As Aretha Franklin once sang, “All I’m asking is for a little respect.” I believe Franklin was definitely onto something, and I’m sure females around the world feel similarly about this. Women aren’t receiving the respect they deserve, and men seem to be the primary culprit.
The world we live in today is ever changing and becoming less dominated by the male species. Especially in the United States, the trend of the man being the “boss” or bringing in a heftier income is increasingly starting to shift, although the difference in average wages between men and women is still apparent.
According to a 2009 study done by Jessica Arons’ Center for American Progress Action Fund, the American wage gap between men and women is quite staggering as to how much more a woman loses in revenue compared to a man. The study found that the median amount of wages a woman loses over a 40-year period compared to a man with the same job title is $434,000. In addition, full-time working women make 78 cents, on average, to every one dollar that men make over the course of a year.

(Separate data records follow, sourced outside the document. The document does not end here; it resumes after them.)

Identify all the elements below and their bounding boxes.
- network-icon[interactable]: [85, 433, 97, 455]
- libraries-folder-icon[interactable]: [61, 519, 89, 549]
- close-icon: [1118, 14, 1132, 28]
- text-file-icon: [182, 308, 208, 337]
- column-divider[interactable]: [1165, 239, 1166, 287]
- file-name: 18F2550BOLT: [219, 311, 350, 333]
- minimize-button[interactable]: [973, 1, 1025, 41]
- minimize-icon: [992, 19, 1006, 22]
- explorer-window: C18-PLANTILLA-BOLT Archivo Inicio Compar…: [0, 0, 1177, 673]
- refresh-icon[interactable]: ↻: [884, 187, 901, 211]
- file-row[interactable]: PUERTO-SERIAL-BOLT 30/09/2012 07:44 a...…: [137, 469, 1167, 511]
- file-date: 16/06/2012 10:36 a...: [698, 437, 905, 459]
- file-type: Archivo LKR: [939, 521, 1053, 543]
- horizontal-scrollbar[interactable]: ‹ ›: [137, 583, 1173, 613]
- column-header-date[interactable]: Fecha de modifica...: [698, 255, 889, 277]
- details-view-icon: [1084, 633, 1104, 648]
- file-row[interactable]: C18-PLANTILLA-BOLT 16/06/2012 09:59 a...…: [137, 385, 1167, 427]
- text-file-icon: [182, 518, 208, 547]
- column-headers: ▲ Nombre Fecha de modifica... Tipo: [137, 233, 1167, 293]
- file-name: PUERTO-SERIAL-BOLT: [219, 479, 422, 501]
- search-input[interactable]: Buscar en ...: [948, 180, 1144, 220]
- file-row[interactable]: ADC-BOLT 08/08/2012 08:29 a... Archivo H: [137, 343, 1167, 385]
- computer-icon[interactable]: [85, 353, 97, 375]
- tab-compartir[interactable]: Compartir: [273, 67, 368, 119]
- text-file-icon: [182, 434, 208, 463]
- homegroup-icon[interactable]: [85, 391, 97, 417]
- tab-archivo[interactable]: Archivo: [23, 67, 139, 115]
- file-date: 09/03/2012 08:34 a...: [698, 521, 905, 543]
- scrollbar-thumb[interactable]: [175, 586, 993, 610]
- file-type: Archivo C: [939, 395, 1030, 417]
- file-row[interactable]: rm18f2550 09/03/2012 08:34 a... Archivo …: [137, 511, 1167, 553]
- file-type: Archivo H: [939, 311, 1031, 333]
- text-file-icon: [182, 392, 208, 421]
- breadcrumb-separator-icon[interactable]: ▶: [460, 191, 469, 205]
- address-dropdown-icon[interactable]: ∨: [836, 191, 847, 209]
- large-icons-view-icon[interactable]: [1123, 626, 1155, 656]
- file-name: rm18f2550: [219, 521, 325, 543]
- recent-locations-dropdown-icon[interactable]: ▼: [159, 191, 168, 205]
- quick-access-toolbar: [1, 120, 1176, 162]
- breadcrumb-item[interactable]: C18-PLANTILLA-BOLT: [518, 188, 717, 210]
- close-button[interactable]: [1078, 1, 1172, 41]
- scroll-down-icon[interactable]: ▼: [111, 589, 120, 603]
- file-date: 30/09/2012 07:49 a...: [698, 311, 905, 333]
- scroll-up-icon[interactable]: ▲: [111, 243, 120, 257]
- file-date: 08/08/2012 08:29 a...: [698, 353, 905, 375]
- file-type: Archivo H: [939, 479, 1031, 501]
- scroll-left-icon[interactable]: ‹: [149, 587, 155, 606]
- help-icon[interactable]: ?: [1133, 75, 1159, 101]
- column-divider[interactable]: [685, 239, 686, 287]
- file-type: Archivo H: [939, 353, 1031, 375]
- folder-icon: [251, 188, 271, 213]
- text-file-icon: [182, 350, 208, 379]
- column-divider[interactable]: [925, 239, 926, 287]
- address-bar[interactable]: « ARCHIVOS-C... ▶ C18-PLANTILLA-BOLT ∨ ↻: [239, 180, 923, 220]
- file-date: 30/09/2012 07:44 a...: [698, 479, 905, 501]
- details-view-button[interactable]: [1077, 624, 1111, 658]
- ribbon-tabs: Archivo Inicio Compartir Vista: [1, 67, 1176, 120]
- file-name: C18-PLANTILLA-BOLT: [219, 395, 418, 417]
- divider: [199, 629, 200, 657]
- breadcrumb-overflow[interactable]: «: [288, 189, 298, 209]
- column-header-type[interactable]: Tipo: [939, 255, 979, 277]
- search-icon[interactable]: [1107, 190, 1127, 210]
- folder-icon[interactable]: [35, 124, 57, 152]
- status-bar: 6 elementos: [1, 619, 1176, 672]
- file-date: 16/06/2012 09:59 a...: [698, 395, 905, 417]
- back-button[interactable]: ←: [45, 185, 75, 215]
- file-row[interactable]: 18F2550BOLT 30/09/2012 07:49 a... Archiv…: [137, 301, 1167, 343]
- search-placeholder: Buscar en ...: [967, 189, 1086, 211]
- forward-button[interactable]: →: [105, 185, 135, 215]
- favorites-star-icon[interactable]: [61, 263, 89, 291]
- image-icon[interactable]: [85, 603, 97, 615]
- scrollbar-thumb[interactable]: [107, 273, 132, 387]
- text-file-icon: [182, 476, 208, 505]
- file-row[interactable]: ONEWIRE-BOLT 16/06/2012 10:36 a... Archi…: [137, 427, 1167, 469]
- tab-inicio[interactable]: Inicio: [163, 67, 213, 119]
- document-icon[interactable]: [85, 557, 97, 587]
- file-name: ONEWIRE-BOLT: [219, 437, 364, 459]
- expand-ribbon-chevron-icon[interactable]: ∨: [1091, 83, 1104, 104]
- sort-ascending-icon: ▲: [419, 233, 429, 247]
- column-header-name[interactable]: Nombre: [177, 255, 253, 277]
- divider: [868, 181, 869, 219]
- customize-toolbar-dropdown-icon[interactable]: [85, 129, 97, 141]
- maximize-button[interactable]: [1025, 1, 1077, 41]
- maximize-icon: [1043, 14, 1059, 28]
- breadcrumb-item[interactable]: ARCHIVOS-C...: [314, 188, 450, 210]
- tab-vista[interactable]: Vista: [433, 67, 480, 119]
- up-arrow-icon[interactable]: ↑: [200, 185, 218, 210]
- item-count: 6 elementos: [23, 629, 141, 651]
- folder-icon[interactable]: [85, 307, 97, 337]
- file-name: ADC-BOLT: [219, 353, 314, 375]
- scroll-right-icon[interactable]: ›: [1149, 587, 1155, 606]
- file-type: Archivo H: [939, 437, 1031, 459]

OK, although these numbers are pretty ridiculous, it is beside the point that I am trying to make. When I walk around campus or go to the bars, I find myself constantly hearing guys talk about girls like they are nothing more than a conquest or an object. A few weeks ago when I was at Plums, I happened to witness a girl and guy arguing. I don’t know for certain that they were dating, but the way in which the guy was yelling and talking down to her was absolutely despicable.
I don’t understand why guys would treat women in this way. I love all my “bros,” don’t get me wrong, but at the same time, I don’t get the incessant need to objectify and belittle women like they’re people who don’t even matter. As males, we should be doing everything we can to treat women like they should be treated and give them the respect that they deserve.
One of the main ways I see this lack of respect for women is when it comes to “hooking up” with people. Why is it that when a girl “hooks up” with more than one person she becomes a “slut, whore, or skank,” and when guys do the exact same thing (many times much worse), they are so called “pimps or players”?
This double standard is something that does not fly with me. Why should women be held to a different standard than men? This is definitely one aspect of the college scene that I will never truly understand.
To build off that last sentiment, I also hear all of the time that chivalry is dead. No it isn’t; it is just sleeping. Guys, I don’t mean to stereotype you at all, but for the most part, I don’t see men being the gentlemen that we should be.
What is so hard about holding the door open an extra couple seconds so a lady can walk through? Or maybe take a girl out on a date and pay for her meal and not expect to “get some” when the date is over. I’m not trying to say that girls should not reciprocate this behavior if the chance presents itself, but as males, we should be taking the initiative to invite these things.
I know this article may sound like I am completely bashing all guys, but that is not my goal. The reason for writing this is so that more men will open their eyes up to the fact that we aren’t some superior beings to females. Women do more for us than you could ever imagine. Think of your mothers.
My mom is one of the nicest people I have ever met and would do absolutely anything for me (along with my dad), and I’m sure a lot of men at St. Thomas feel similarly. Guys, our moms were once college-aged, and I certainly hope you would never think about treating them the way I hear many girls being treated today.
I think it is up to us (men) to take the step forward and start giving women the respect that they DO deserve.
If this means giving a girl a compliment about how she looks, holding that door open so she can walk through, or maybe taking her out to dinner and paying for her meal, so be it. But start somewhere. If you do, I am positive that women will appreciate it.
Don’t get me wrong, I am nowhere near a perfect human being and have definitely caught myself doing some of what I just wrote about. But I am now realizing how wrong I was in my actions and am hoping to advocate better moral standards and judgment for men everywhere.